GNU/Linux software updates for the enterprise

By apexwm, 14 June, 2011 17:24

Software updates are one of the main areas of IT, mainly because of continuous security and enhancement updates. Microsoft usually releases a huge number of security updates each month, and even though they get criticised for this, GNU/Linux has a high number of updates as well, particularly Fedora which is treated as beta or cutting edge versions of free and open source software.

In Windows, software updates can be very complex to manage. In the past, SMS filled in the gaps and provided a platform for installing software and updates in the enterprise environment. But when dealing with 3rd party software like Adobe, Java, or any other vendor, the update command and switches can be totally different for each 3rd party package, which adds much more complexity. Windows Software Update Services (WSUS) and group policy are default mechanisms in place that can handle enterprise software management in Windows. But due to the complexity, some (very expensive) 3rd party solutions have appeared to fill in the extra gaps, like the Kace/Dell Kbox which is one of the leaders in this area. WSUS only handles Microsoft software, so group policy or SMS must be used for deploying other 3rd party software.

In GNU/Linux, with distributions like Ubuntu, Fedora, and others, there are default mechanism in place that are very powerful and offer a LOT of flexibility. In Fedora and Red Hat Linux specifically, the RPM (Red Hat Package Management), and Yum (Yellowdog Updater Modified) systems are two very powerful pieces of software. Yum is the tool that caches package metadata and downloads and installs packages and updates. Repositories are set up which yum connects to and pulls packages from. Documentation is available on setting up your own software repository, which you can automatically mirror the official Fedora repositories, or you can manually add packages yourself, after they are tested.

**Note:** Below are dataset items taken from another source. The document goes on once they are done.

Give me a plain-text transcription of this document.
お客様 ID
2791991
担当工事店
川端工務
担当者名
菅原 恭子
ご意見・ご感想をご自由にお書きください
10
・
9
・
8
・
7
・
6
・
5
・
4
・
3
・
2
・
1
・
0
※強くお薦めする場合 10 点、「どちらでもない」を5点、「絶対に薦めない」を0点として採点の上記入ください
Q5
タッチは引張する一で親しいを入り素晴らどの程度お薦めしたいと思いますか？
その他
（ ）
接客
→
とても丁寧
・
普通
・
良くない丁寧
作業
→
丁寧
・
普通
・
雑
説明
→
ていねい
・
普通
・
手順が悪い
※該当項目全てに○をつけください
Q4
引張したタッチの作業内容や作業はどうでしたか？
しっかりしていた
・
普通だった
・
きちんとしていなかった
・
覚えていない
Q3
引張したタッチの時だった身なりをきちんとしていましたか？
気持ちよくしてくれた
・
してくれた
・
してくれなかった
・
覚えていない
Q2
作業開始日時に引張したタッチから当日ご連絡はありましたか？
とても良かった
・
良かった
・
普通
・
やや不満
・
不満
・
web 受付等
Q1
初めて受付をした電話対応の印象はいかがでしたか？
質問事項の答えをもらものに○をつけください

For this example, imagine setting up a manual repository so that packages would be deployed to clients, after they have been tested. This is a very common scenario in the enterprise world for keeping clients up to date. On a test machine, yum will install and cache packages in /var/cache/yum, when the value "keepcache" is set to 1 in the file /etc/yum.conf. After testing has completed on the test system, the packages in /var/cache/yum can be moved to your manual repository, where your clients are scheduled to check in and install the RPM packages it finds automatically. This involves some setup on the clients, such as a cron script that will pull and install packages on the clients. The clients can also be set to use ssh tunnelling to the repository (if you are concerned with security or exposing your repository to the public Internet), or left unencrypted. Also in this scenario, the default Fedora repositories would need to be disabled on the clients so that they do not attempt to install all of the updates (which may not have been tested yet on your test system).

Also, the RPM system can provide a complete list of packages installed with the command "rpm -qa". And, logs of the RPM installation process are always logged to /var/log/messages. Reporting could be set up to pull this data, however to date I have not discovered a central system for producing these types of reports. This is where the Kace/Dell Kbox steps in and uses a running agent on each client to gather data into a central SQL database.

This is a very vague post as some further setup instructions would be needed, such as here. But the point of this post is to relay that GNU/Linux already has the pieces in place to set up a complete and powerful software testing and deployment environment. What's better about this, is that all software provided with a GNU/Linux distribution (from the operating system to the suite of applications installed) can ALL be handled within the same repository and deployment system. Whether the Linux kernel needs updating, or the OpenOffice suite, it is all done through one central system. In Windows, this cannot be done because the operating system is released by Microsoft, and a lot of additional software is released by 3rd parties so there is no integration and consistency.